1.8 血清IL-2和IFN-γ的檢測 肝移植術前及術后第14d，取受體外周血，應用ELISA法檢測IL-2和IFN-γ的水平。

1.9 受者脾臟細胞同種混合淋巴細胞反應（MLR）檢測移植14d收獲脾臟，制備淋巴細胞懸液，2.5:1、5:1、10:1、20:1的比例與γ射線面或C57BL/6脾淋巴細胞混合，培養3d。液閃計數儀檢測[3H]-TdR。

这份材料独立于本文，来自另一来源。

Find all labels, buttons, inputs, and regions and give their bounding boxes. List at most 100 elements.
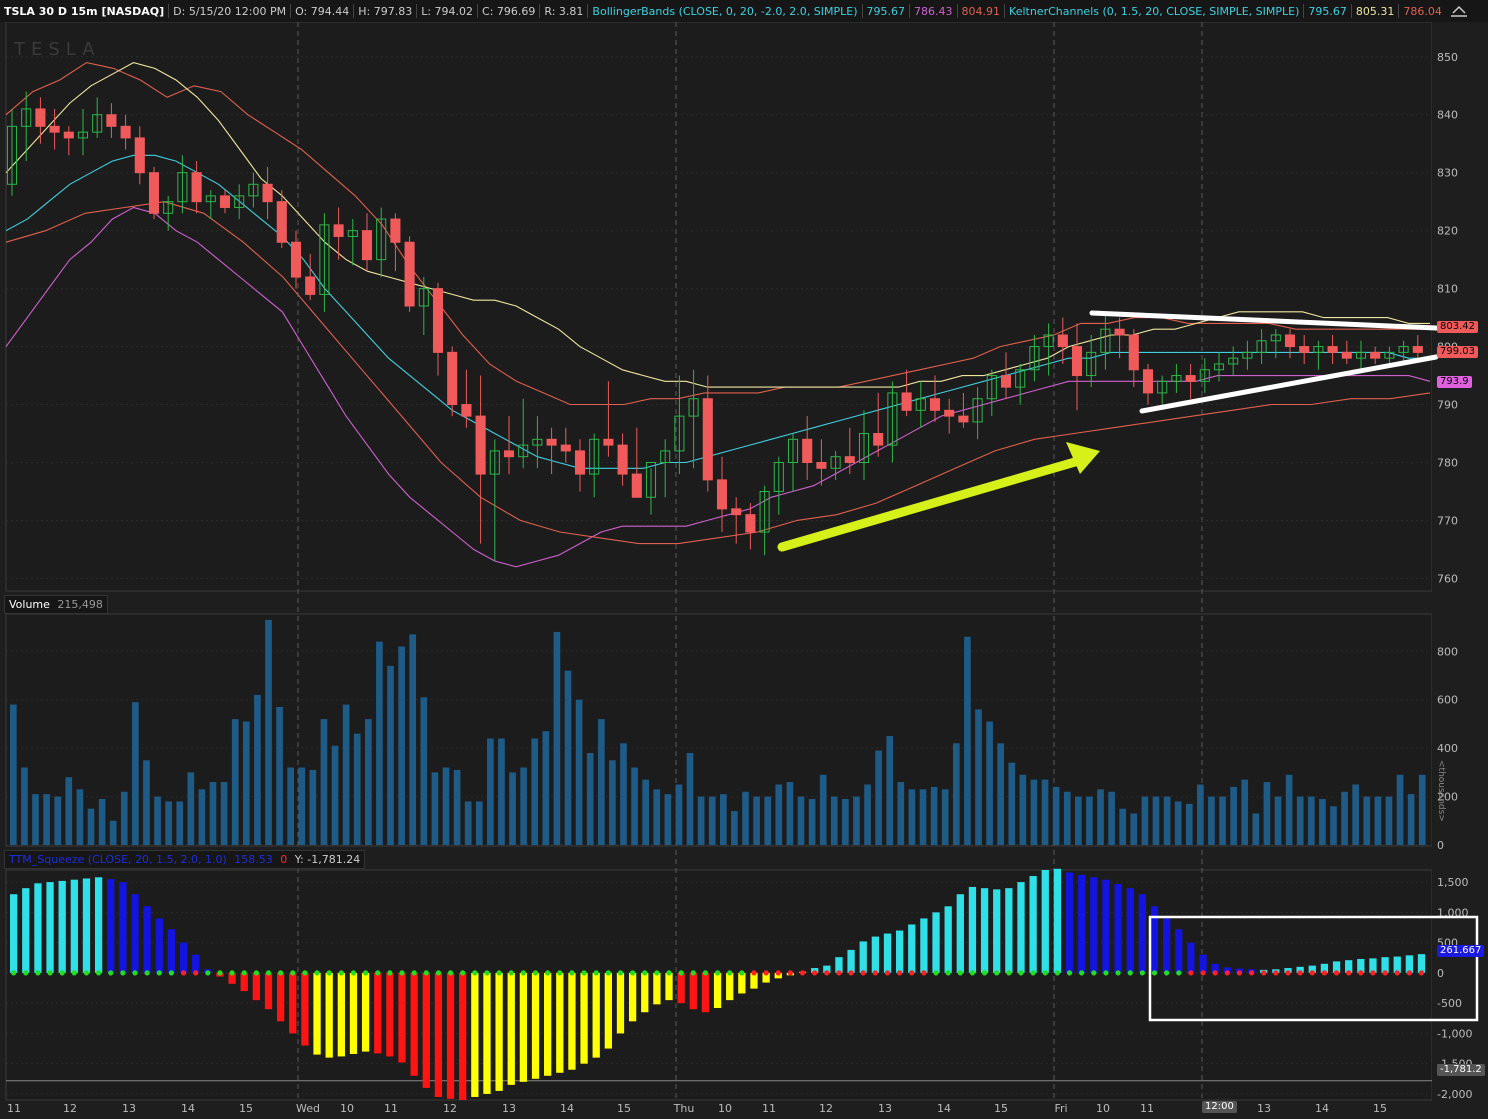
squeeze-bar bbox=[277, 972, 285, 1022]
squeeze-bar bbox=[495, 972, 503, 1091]
squeeze-bar bbox=[1393, 956, 1401, 973]
candle-body bbox=[106, 114, 117, 127]
x-tick-label: 10 bbox=[340, 1102, 354, 1115]
squeeze-bar bbox=[1211, 963, 1219, 973]
squeeze-dot bbox=[678, 970, 684, 976]
squeeze-bar bbox=[349, 972, 358, 1054]
squeeze-bar bbox=[131, 894, 139, 973]
candle-body bbox=[248, 183, 259, 197]
squeeze-bar bbox=[434, 972, 443, 1097]
x-tick-label: 11 bbox=[384, 1102, 398, 1115]
squeeze-bar bbox=[1065, 872, 1074, 973]
squeeze-dot bbox=[1358, 970, 1364, 976]
volume-bar bbox=[1086, 796, 1093, 845]
volume-bar bbox=[1418, 774, 1426, 845]
volume-value: 215,498 bbox=[57, 598, 103, 611]
squeeze-bar bbox=[1078, 874, 1086, 973]
date-label: D: 5/15/20 12:00 PM bbox=[173, 4, 287, 18]
squeeze-bar bbox=[70, 879, 78, 973]
x-tick-label: 14 bbox=[181, 1102, 195, 1115]
volume-bar bbox=[498, 738, 505, 845]
volume-bar bbox=[986, 721, 993, 845]
squeeze-bar bbox=[689, 972, 697, 1010]
volume-bar bbox=[575, 699, 583, 845]
squeeze-dot bbox=[375, 970, 381, 976]
volume-bar bbox=[1341, 791, 1348, 845]
price-tick-label: 840 bbox=[1437, 109, 1458, 122]
x-tick-label: 14 bbox=[1315, 1102, 1329, 1115]
squeeze-dot bbox=[1236, 970, 1243, 976]
panel-bg bbox=[5, 613, 1433, 847]
candle-body bbox=[503, 450, 515, 458]
keltner-label[interactable]: KeltnerChannels (0, 1.5, 20, CLOSE, SIMP… bbox=[1009, 4, 1300, 18]
volume-bar bbox=[1396, 774, 1404, 845]
close-price-label: 799.03 bbox=[1437, 346, 1478, 358]
candle-body bbox=[716, 479, 728, 510]
candle-body bbox=[915, 398, 926, 411]
keltner-lower-value: 786.04 bbox=[1403, 4, 1442, 18]
volume-bar bbox=[98, 799, 106, 845]
squeeze-dot bbox=[1139, 970, 1145, 976]
candle-body bbox=[589, 438, 600, 475]
candle-body bbox=[1412, 346, 1423, 353]
volume-bar bbox=[853, 796, 860, 845]
volume-bar bbox=[1363, 796, 1371, 845]
squeeze-dot bbox=[1018, 970, 1024, 976]
squeeze-bar bbox=[155, 918, 163, 973]
price-tick-label: 770 bbox=[1437, 514, 1458, 527]
squeeze-dot bbox=[11, 970, 17, 976]
squeeze-dot bbox=[1248, 970, 1255, 976]
squeeze-dot bbox=[617, 970, 624, 976]
volume-bar bbox=[54, 796, 62, 845]
volume-bar bbox=[731, 811, 738, 845]
squeeze-bar bbox=[410, 972, 418, 1076]
volume-bar bbox=[797, 796, 805, 845]
squeeze-bar bbox=[1223, 967, 1231, 973]
symbol-label[interactable]: TSLA 30 D 15m [NASDAQ] bbox=[4, 4, 165, 18]
open-label: O: 794.44 bbox=[295, 4, 350, 18]
volume-bar bbox=[1374, 796, 1382, 845]
volume-bar bbox=[187, 772, 195, 845]
squeeze-panel-title[interactable]: TTM_Squeeze (CLOSE, 20, 1.5, 2.0, 1.0) 1… bbox=[4, 850, 366, 869]
squeeze-bar bbox=[192, 954, 200, 973]
candle-body bbox=[1398, 346, 1409, 353]
volume-bar bbox=[1097, 789, 1104, 845]
squeeze-dot bbox=[83, 970, 90, 976]
candle-body bbox=[432, 288, 444, 353]
volume-tick-label: 200 bbox=[1437, 791, 1458, 804]
squeeze-dot bbox=[836, 970, 842, 976]
volume-bar bbox=[87, 808, 95, 845]
squeeze-bar bbox=[859, 941, 867, 973]
candle-body bbox=[418, 288, 429, 307]
squeeze-bar bbox=[883, 933, 892, 973]
squeeze-dot bbox=[265, 970, 272, 976]
volume-panel-title[interactable]: Volume 215,498 bbox=[4, 595, 108, 614]
collapse-icon[interactable] bbox=[1448, 4, 1470, 18]
volume-bar bbox=[1230, 786, 1237, 845]
volume-bar bbox=[1075, 796, 1082, 845]
volume-bar bbox=[1296, 796, 1304, 845]
squeeze-bar bbox=[10, 894, 18, 973]
squeeze-bar bbox=[980, 888, 989, 973]
candle-body bbox=[802, 438, 813, 463]
squeeze-dot bbox=[545, 970, 551, 976]
squeeze-bar bbox=[1029, 876, 1037, 973]
candle-body bbox=[887, 392, 898, 446]
volume-bar bbox=[631, 767, 638, 845]
candle-body bbox=[574, 450, 586, 475]
squeeze-bar bbox=[544, 972, 552, 1076]
squeeze-dot bbox=[1418, 970, 1425, 976]
squeeze-dot bbox=[1261, 970, 1267, 976]
volume-bar bbox=[398, 646, 405, 845]
candle-body bbox=[1015, 369, 1026, 388]
candle-body bbox=[404, 241, 415, 307]
bollinger-label[interactable]: BollingerBands (CLOSE, 0, 20, -2.0, 2.0,… bbox=[592, 4, 858, 18]
squeeze-bar bbox=[726, 972, 734, 1001]
candle-body bbox=[858, 433, 870, 463]
squeeze-dot bbox=[1030, 970, 1036, 976]
x-tick-label: 13 bbox=[878, 1102, 892, 1115]
squeeze-dot bbox=[1176, 970, 1182, 976]
squeeze-dot bbox=[508, 970, 514, 976]
squeeze-dot bbox=[824, 970, 830, 976]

1.10 移植肝臟內IL-2和IFN-γmRNA表達的測定 提取肝組織的mRNA，按試劑盒說明書進行逆轉錄聚合酶鏈反應(RT-PCR)，用凝膠成像系統照相，以Bio-Image Analysis System進行半定量分析，計算目的條帶吸光度(A)值與內參區帶A值的比值，作為目的mRNA的相對含量。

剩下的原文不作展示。